Munawir (2004:117) menyatakan bahwa besarnya modal kerja yang dibutuhkan oleh suatu perusahaan dipengaruhi oleh beberapa faktor sebagai berikut:
1) Sifat atau tipe dari perusahaan
2) Waktu yang dibutuhkan untuk memproduksi atau memperoleh barang yang akan
dijual serta harga per satuan dari barang tersebut.
3) Syarat pembelian bahan atau barang dagangan
4) Syarat penjualan
5) Tingkat perputaran persediaan.
F. Pentingnya Modal Kerja Yang Cukup
Modal kerja sebaiknya tersedia dalam jumlah yang cukup agar memungkinkan perusahaan untuk beroperasi secara ekonomis dan tidak mengalami kesulitan keuangan. Misalnya dapat menutup kerugian dan mengatasi keadaan krisis atau darurat tanpa membahayakan keuangan perusahaan.
Menurut Munawir (2004:116) manfaat lain dari tersedianya modal kerja yang cukup adalah sebagai berikut :
1. Melindungi perusahaan dari akibat buruk berupa turunnya nilai aktiva lancar, seperti adanya kerugian karena debitur tidak membayar, turunnya nilai persediaan karena harganya merosot.

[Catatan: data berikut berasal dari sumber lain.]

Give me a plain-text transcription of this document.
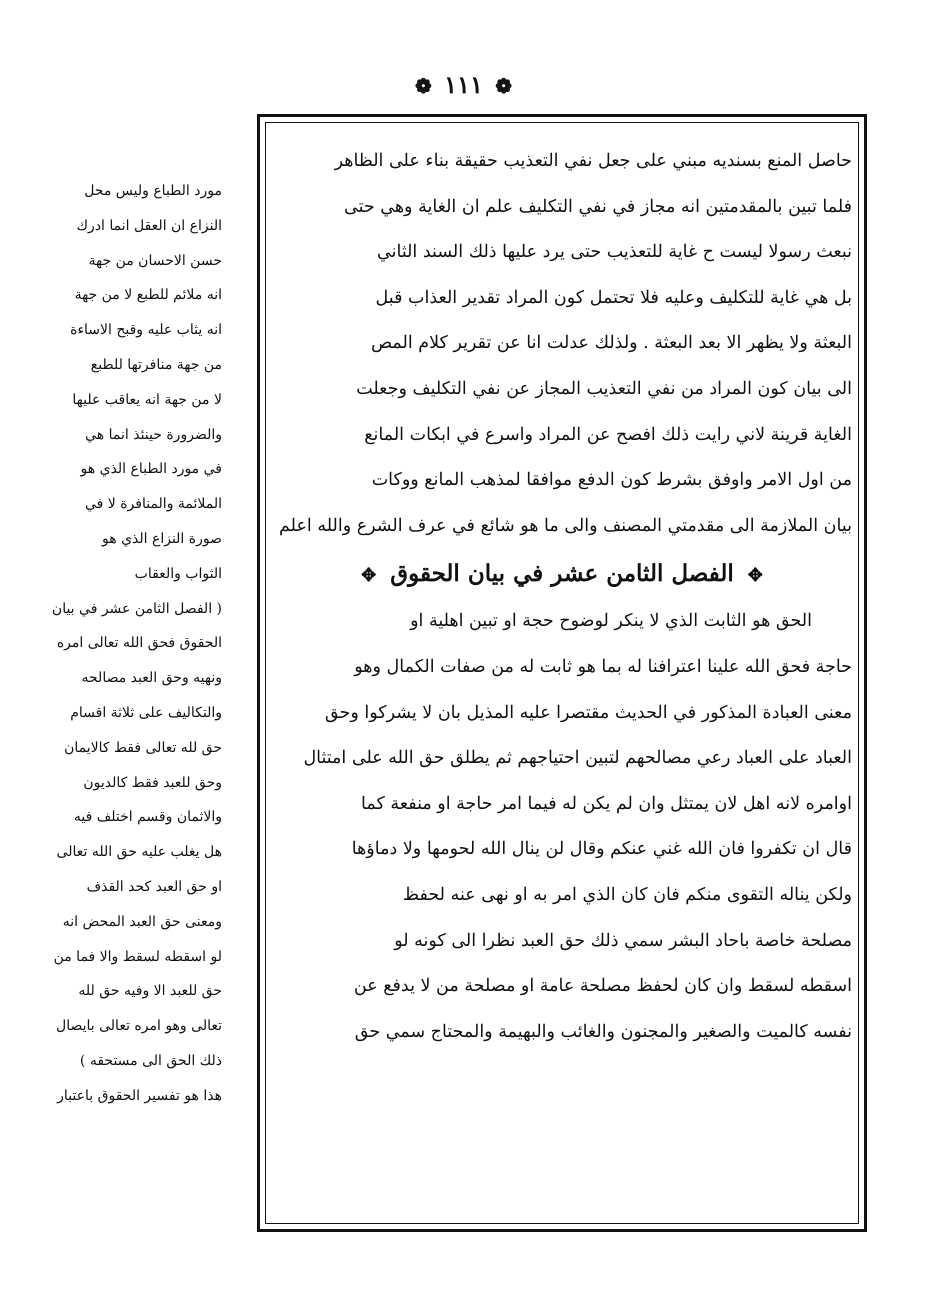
❁ ١١١ ❁
مورد الطباع وليس محل
النزاع ان العقل انما ادرك
حسن الاحسان من جهة
انه ملائم للطبع لا من جهة
انه يثاب عليه وقبح الاساءة
من جهة منافرتها للطبع
لا من جهة انه يعاقب عليها
والضرورة حينئذ انما هي
في مورد الطباع الذي هو
الملائمة والمنافرة لا في
صورة النزاع الذي هو
الثواب والعقاب
( الفصل الثامن عشر في بيان
الحقوق فحق الله تعالى امره
ونهيه وحق العبد مصالحه
والتكاليف على ثلاثة اقسام
حق لله تعالى فقط كالايمان
وحق للعبد فقط كالديون
والاثمان وقسم اختلف فيه
هل يغلب عليه حق الله تعالى
او حق العبد كحد القذف
ومعنى حق العبد المحض انه
لو اسقطه لسقط والا فما من
حق للعبد الا وفيه حق لله
تعالى وهو امره تعالى بايصال
ذلك الحق الى مستحقه )
هذا هو تفسير الحقوق باعتبار
حاصل المنع بسنديه مبني على جعل نفي التعذيب حقيقة بناء على الظاهر
فلما تبين بالمقدمتين انه مجاز في نفي التكليف علم ان الغاية وهي حتى
نبعث رسولا ليست ح غاية للتعذيب حتى يرد عليها ذلك السند الثاني
بل هي غاية للتكليف وعليه فلا تحتمل كون المراد تقدير العذاب قبل
البعثة ولا يظهر الا بعد البعثة . ولذلك عدلت انا عن تقرير كلام المص
الى بيان كون المراد من نفي التعذيب المجاز عن نفي التكليف وجعلت
الغاية قرينة لاني رايت ذلك افصح عن المراد واسرع في ابكات المانع
من اول الامر واوفق بشرط كون الدفع موافقا لمذهب المانع ووكات
بيان الملازمة الى مقدمتي المصنف والى ما هو شائع في عرف الشرع والله اعلم
✥ الفصل الثامن عشر في بيان الحقوق ✥
الحق هو الثابت الذي لا ينكر لوضوح حجة او تبين اهلية او
حاجة فحق الله علينا اعترافنا له بما هو ثابت له من صفات الكمال وهو
معنى العبادة المذكور في الحديث مقتصرا عليه المذيل بان لا يشركوا وحق
العباد على العباد رعي مصالحهم لتبين احتياجهم ثم يطلق حق الله على امتثال
اوامره لانه اهل لان يمتثل وان لم يكن له فيما امر حاجة او منفعة كما
قال ان تكفروا فان الله غني عنكم وقال لن ينال الله لحومها ولا دماؤها
ولكن يناله التقوى منكم فان كان الذي امر به او نهى عنه لحفظ
مصلحة خاصة باحاد البشر سمي ذلك حق العبد نظرا الى كونه لو
اسقطه لسقط وان كان لحفظ مصلحة عامة او مصلحة من لا يدفع عن
نفسه كالميت والصغير والمجنون والغائب والبهيمة والمحتاج سمي حق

2. Memungkinkan perusahaan untuk melunasi kewajiban-kewajiban jangka pendek tepat pada waktunya.
3. Memungkinkan perusahaan untuk dapat membeli barang dengan tunai sehingga dapat mendapatkan keuntungan berupa potongan harga.
4. Menjamin perusahaan memiliki kredit standing dan dapat mengatasi peristiwa yang tidak dapat diduga seperti kebakaran, pencurian dan sebagainya.

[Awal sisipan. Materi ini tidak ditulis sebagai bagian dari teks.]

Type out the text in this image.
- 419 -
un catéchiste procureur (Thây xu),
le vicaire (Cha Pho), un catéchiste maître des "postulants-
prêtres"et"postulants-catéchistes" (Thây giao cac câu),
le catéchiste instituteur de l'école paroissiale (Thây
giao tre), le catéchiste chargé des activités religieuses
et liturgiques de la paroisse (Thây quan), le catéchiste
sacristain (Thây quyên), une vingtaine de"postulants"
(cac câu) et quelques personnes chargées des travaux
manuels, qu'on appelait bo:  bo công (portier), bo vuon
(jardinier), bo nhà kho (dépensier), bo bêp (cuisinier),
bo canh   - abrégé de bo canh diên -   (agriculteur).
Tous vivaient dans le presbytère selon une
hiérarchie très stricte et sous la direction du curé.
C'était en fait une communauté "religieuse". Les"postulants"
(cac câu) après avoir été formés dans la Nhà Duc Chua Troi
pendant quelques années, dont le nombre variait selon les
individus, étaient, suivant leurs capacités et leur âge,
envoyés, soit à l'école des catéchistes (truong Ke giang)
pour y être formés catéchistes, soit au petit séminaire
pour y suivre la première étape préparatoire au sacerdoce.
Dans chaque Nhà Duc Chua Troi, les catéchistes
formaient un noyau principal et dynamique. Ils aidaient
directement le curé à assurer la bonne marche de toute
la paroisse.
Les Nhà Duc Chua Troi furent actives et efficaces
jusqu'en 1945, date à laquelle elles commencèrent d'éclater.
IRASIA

5. Memungkinkan untuk memiliki persediaan dalam jumlah yang cukup guna melayani permintaan konsumennya.
6. Memungkinkan perusahaan dapat memberikan syarat kredit yang menguntungkan kepada pelanggan.
7. Memungkinkan perusahaan dapat beroperasi denan lebih efisien karena tidak ada kesulitan dalam memperoleh bahan baku biasa dan supply yang dibutuhkan.

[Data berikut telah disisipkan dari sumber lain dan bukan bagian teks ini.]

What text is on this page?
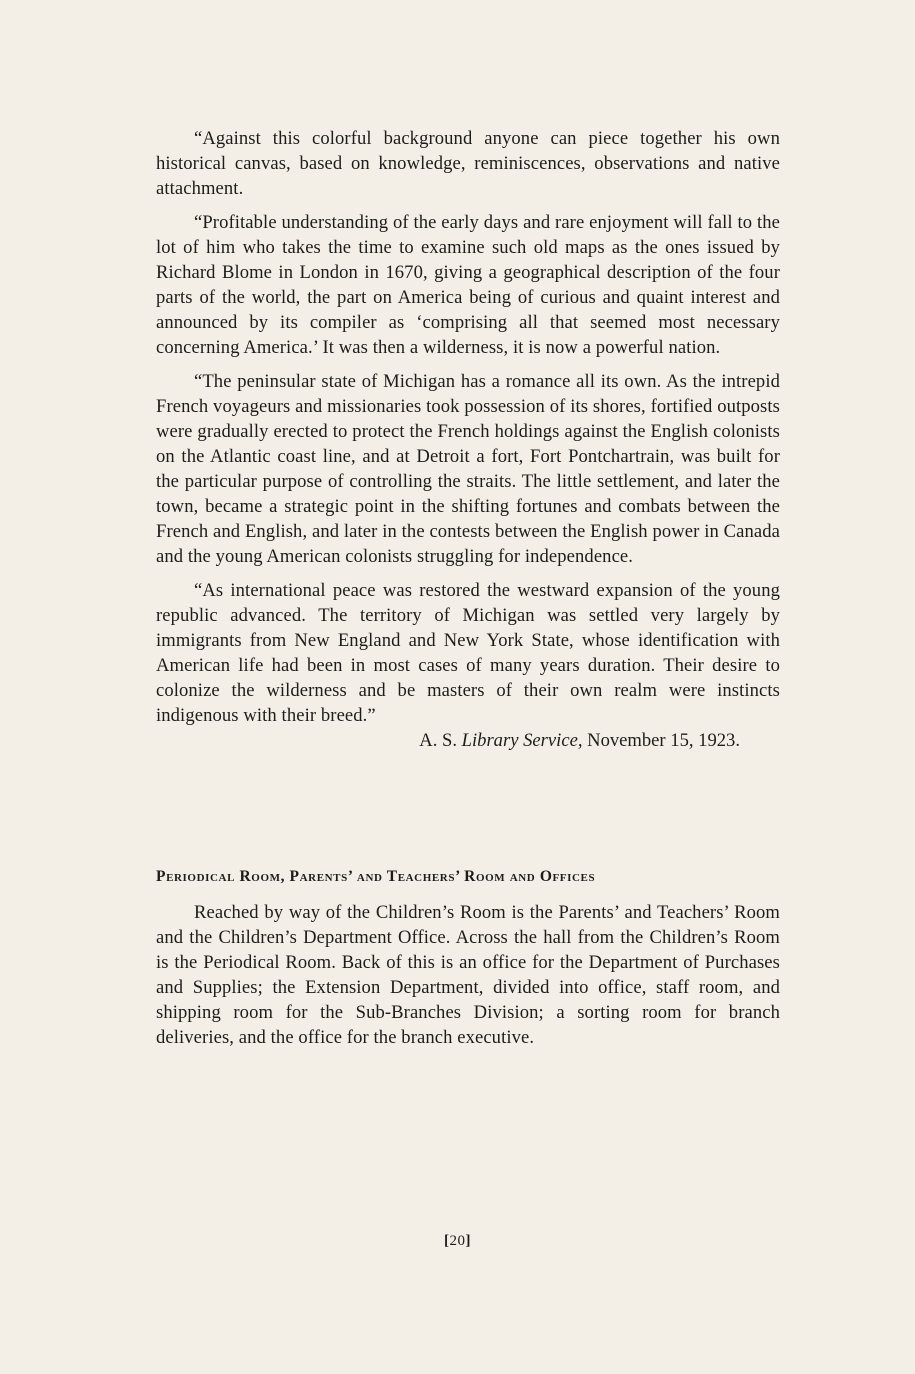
“Against this colorful background anyone can piece together his own historical canvas, based on knowledge, reminiscences, observations and native attachment.

“Profitable understanding of the early days and rare enjoyment will fall to the lot of him who takes the time to examine such old maps as the ones issued by Richard Blome in London in 1670, giving a geographical description of the four parts of the world, the part on America being of curious and quaint interest and announced by its compiler as ‘comprising all that seemed most necessary concerning America.’ It was then a wilderness, it is now a powerful nation.

“The peninsular state of Michigan has a romance all its own. As the intrepid French voyageurs and missionaries took possession of its shores, fortified outposts were gradually erected to protect the French holdings against the English colonists on the Atlantic coast line, and at Detroit a fort, Fort Pontchartrain, was built for the particular purpose of controlling the straits. The little settlement, and later the town, became a strategic point in the shifting fortunes and combats between the French and English, and later in the contests between the English power in Canada and the young American colonists struggling for independence.

“As international peace was restored the westward expansion of the young republic advanced. The territory of Michigan was settled very largely by immigrants from New England and New York State, whose identification with American life had been in most cases of many years duration. Their desire to colonize the wilderness and be masters of their own realm were instincts indigenous with their breed.”

A. S. Library Service, November 15, 1923.

Periodical Room, Parents’ and Teachers’ Room and Offices

Reached by way of the Children’s Room is the Parents’ and Teachers’ Room and the Children’s Department Office. Across the hall from the Children’s Room is the Periodical Room. Back of this is an office for the Department of Purchases and Supplies; the Extension Department, divided into office, staff room, and shipping room for the Sub-Branches Division; a sorting room for branch deliveries, and the office for the branch executive.

[20]
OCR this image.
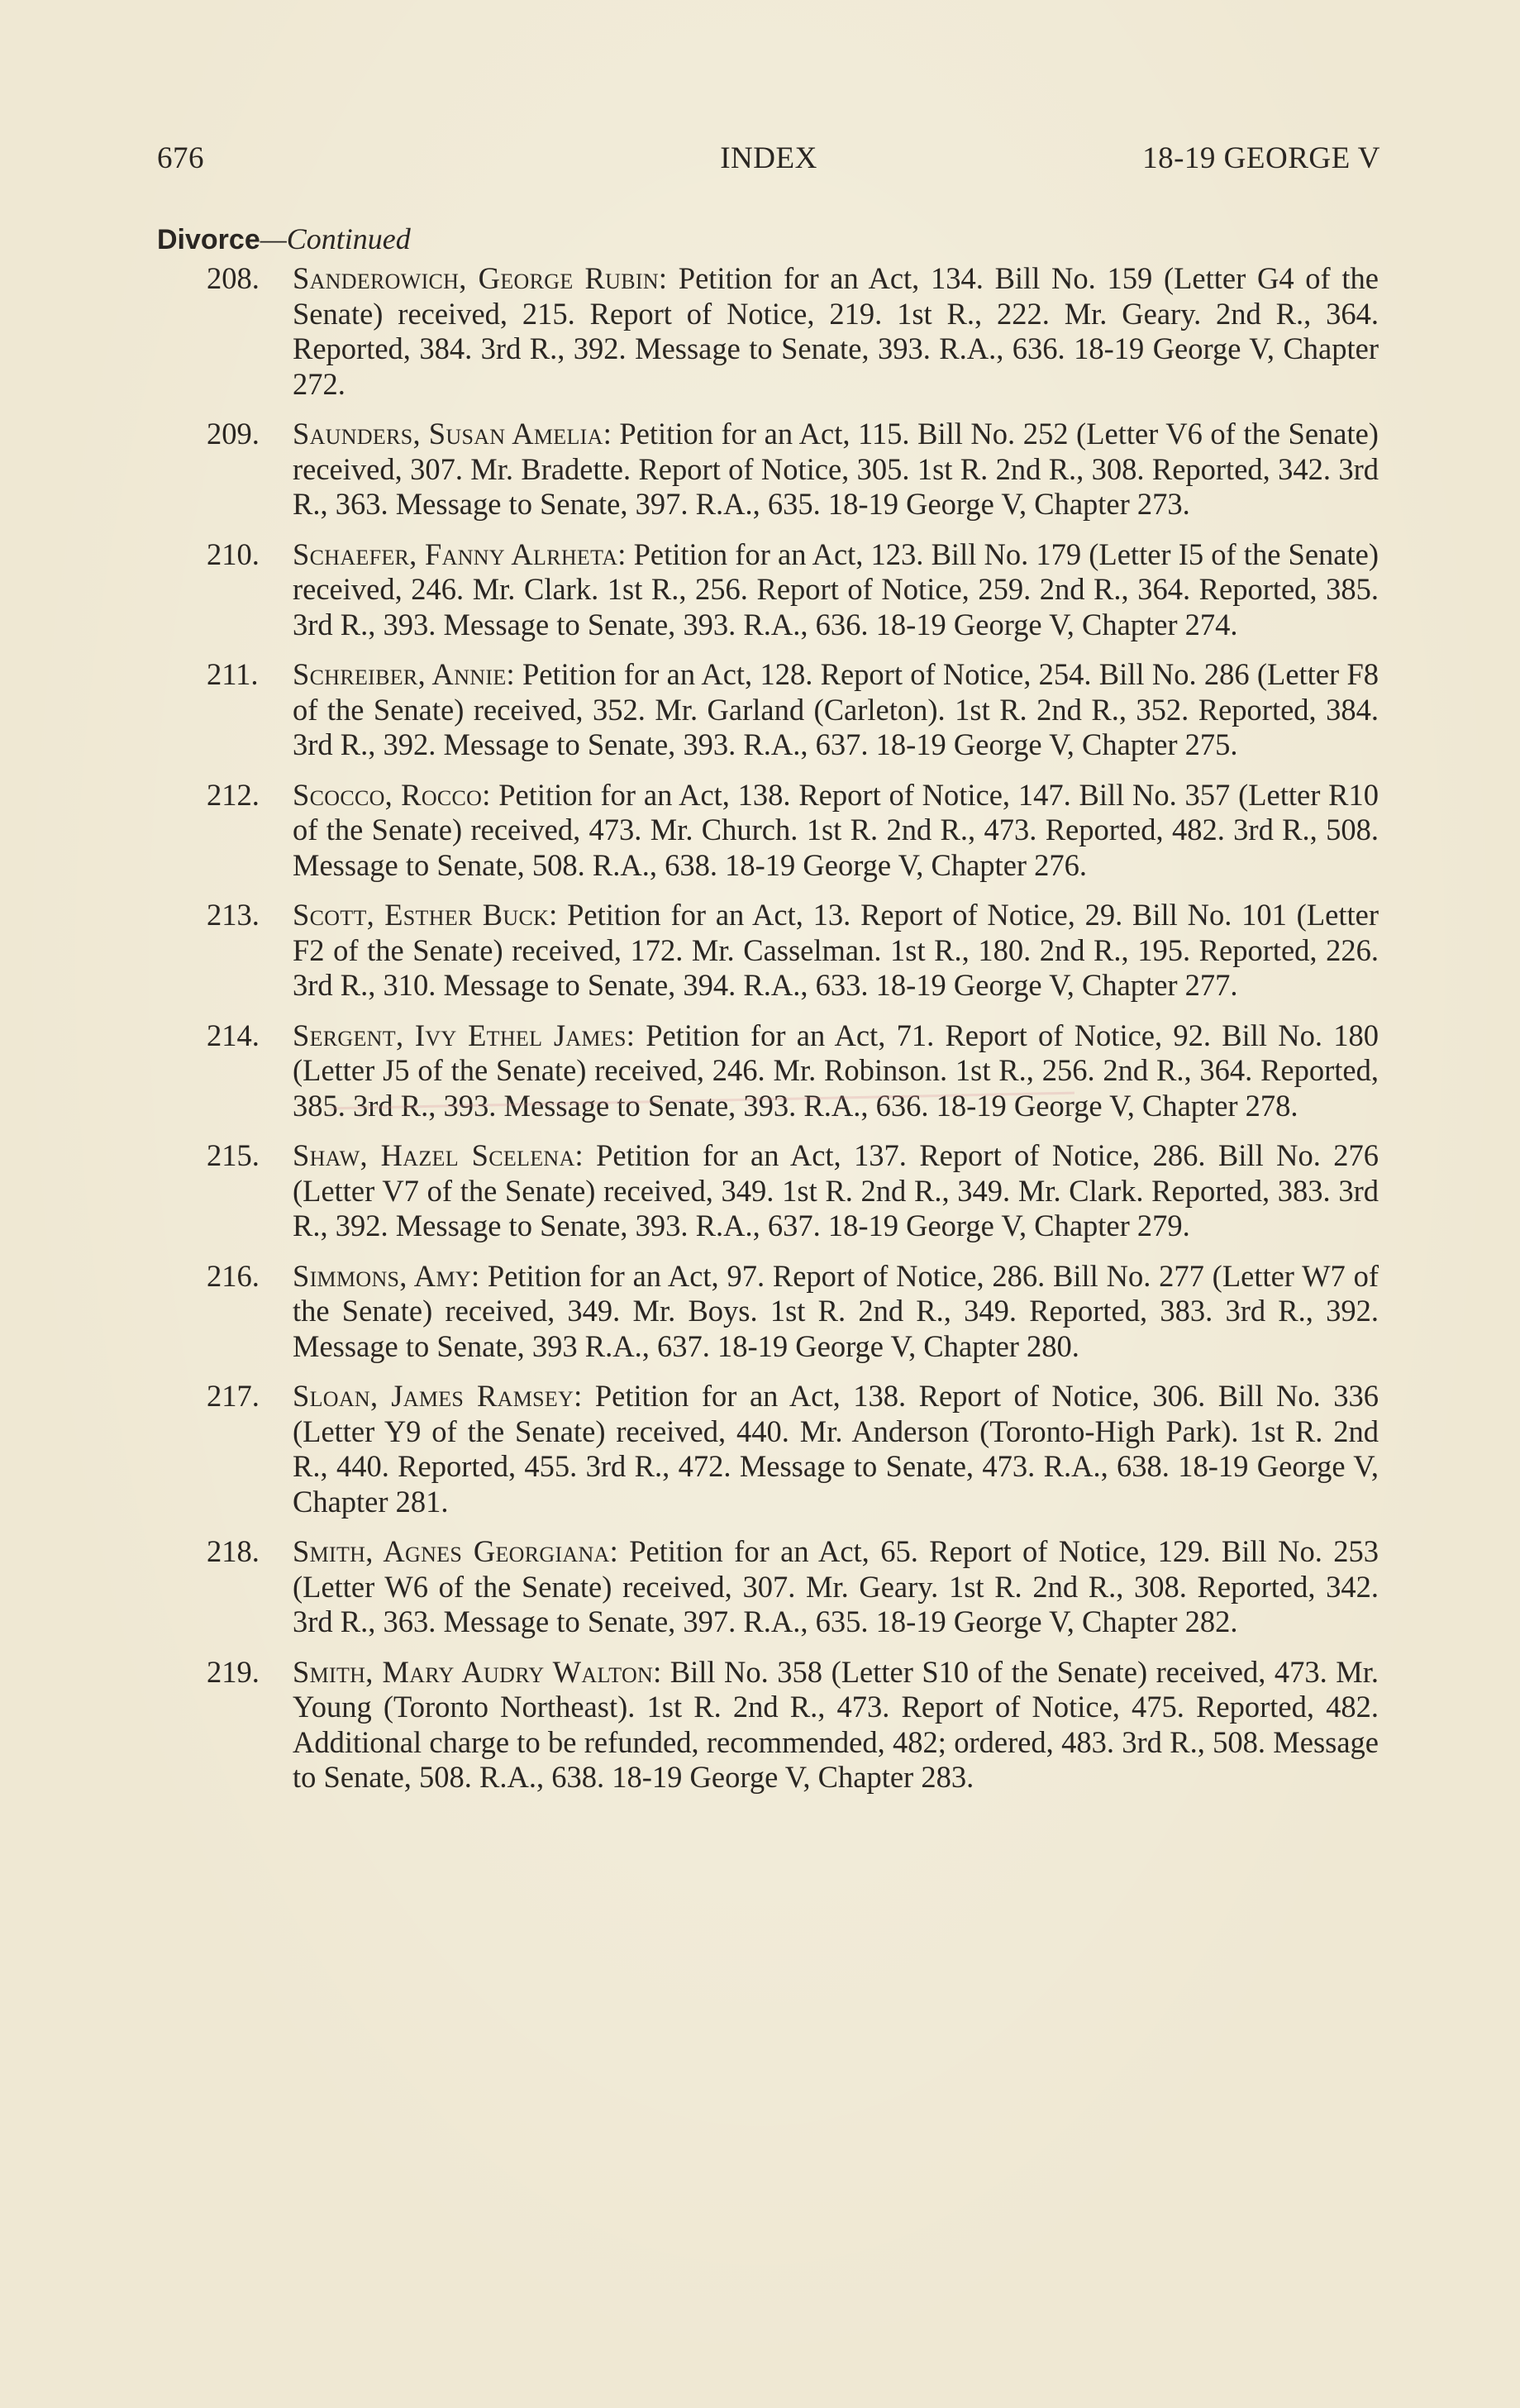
676	INDEX	18-19 GEORGE V
Divorce—Continued
208. Sanderowich, George Rubin: Petition for an Act, 134. Bill No. 159 (Letter G4 of the Senate) received, 215. Report of Notice, 219. 1st R., 222. Mr. Geary. 2nd R., 364. Reported, 384. 3rd R., 392. Message to Senate, 393. R.A., 636. 18-19 George V, Chapter 272.
209. Saunders, Susan Amelia: Petition for an Act, 115. Bill No. 252 (Letter V6 of the Senate) received, 307. Mr. Bradette. Report of Notice, 305. 1st R. 2nd R., 308. Reported, 342. 3rd R., 363. Message to Senate, 397. R.A., 635. 18-19 George V, Chapter 273.
210. Schaefer, Fanny Alrheta: Petition for an Act, 123. Bill No. 179 (Letter I5 of the Senate) received, 246. Mr. Clark. 1st R., 256. Report of Notice, 259. 2nd R., 364. Reported, 385. 3rd R., 393. Message to Senate, 393. R.A., 636. 18-19 George V, Chapter 274.
211. Schreiber, Annie: Petition for an Act, 128. Report of Notice, 254. Bill No. 286 (Letter F8 of the Senate) received, 352. Mr. Garland (Carleton). 1st R. 2nd R., 352. Reported, 384. 3rd R., 392. Message to Senate, 393. R.A., 637. 18-19 George V, Chapter 275.
212. Scocco, Rocco: Petition for an Act, 138. Report of Notice, 147. Bill No. 357 (Letter R10 of the Senate) received, 473. Mr. Church. 1st R. 2nd R., 473. Reported, 482. 3rd R., 508. Message to Senate, 508. R.A., 638. 18-19 George V, Chapter 276.
213. Scott, Esther Buck: Petition for an Act, 13. Report of Notice, 29. Bill No. 101 (Letter F2 of the Senate) received, 172. Mr. Casselman. 1st R., 180. 2nd R., 195. Reported, 226. 3rd R., 310. Message to Senate, 394. R.A., 633. 18-19 George V, Chapter 277.
214. Sergent, Ivy Ethel James: Petition for an Act, 71. Report of Notice, 92. Bill No. 180 (Letter J5 of the Senate) received, 246. Mr. Robinson. 1st R., 256. 2nd R., 364. Reported, 385. 3rd R., 393. Message to Senate, 393. R.A., 636. 18-19 George V, Chapter 278.
215. Shaw, Hazel Scelena: Petition for an Act, 137. Report of Notice, 286. Bill No. 276 (Letter V7 of the Senate) received, 349. 1st R. 2nd R., 349. Mr. Clark. Reported, 383. 3rd R., 392. Message to Senate, 393. R.A., 637. 18-19 George V, Chapter 279.
216. Simmons, Amy: Petition for an Act, 97. Report of Notice, 286. Bill No. 277 (Letter W7 of the Senate) received, 349. Mr. Boys. 1st R. 2nd R., 349. Reported, 383. 3rd R., 392. Message to Senate, 393 R.A., 637. 18-19 George V, Chapter 280.
217. Sloan, James Ramsey: Petition for an Act, 138. Report of Notice, 306. Bill No. 336 (Letter Y9 of the Senate) received, 440. Mr. Anderson (Toronto-High Park). 1st R. 2nd R., 440. Reported, 455. 3rd R., 472. Message to Senate, 473. R.A., 638. 18-19 George V, Chapter 281.
218. Smith, Agnes Georgiana: Petition for an Act, 65. Report of Notice, 129. Bill No. 253 (Letter W6 of the Senate) received, 307. Mr. Geary. 1st R. 2nd R., 308. Reported, 342. 3rd R., 363. Message to Senate, 397. R.A., 635. 18-19 George V, Chapter 282.
219. Smith, Mary Audry Walton: Bill No. 358 (Letter S10 of the Senate) received, 473. Mr. Young (Toronto Northeast). 1st R. 2nd R., 473. Report of Notice, 475. Reported, 482. Additional charge to be refunded, recommended, 482; ordered, 483. 3rd R., 508. Message to Senate, 508. R.A., 638. 18-19 George V, Chapter 283.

8. Memungkinkan perusahaan mampu bertahan dalam posisi resesi atau depresi.
Di luar kondisi diatas, yakni adanya modal kerja yang berlebihan dan terjadinya kekurangan modal kerja, keduanya merupakan kondisi yang tidak menguntungkan bagi perusahaan. Modal kerja yang berlebihan menunjukkan pengelolaan dana yang tidak efektif disamping akan menimbulkan keburukan- keburukan seperti, dapat menimbulkan pemborosan-pemborosan, investasi- investasi pada cabang yang tidak diinginkan dan kerugian bunga karena saldo bank yamg tidak digunak
G. Sumber Modal Kerja
Modal kerja yang permanen seharusnya atau sebaiknya dibiayai oleh perusahaan atau para pemegang saham. Semakin besar jumlah modal kerja yang dibiayai atau berasal dari investasi pemilik perusahaan akan semakin baik bagi perusahaan tersebut karena akan semakin besar jaminan bagi kreditur jangka pendek.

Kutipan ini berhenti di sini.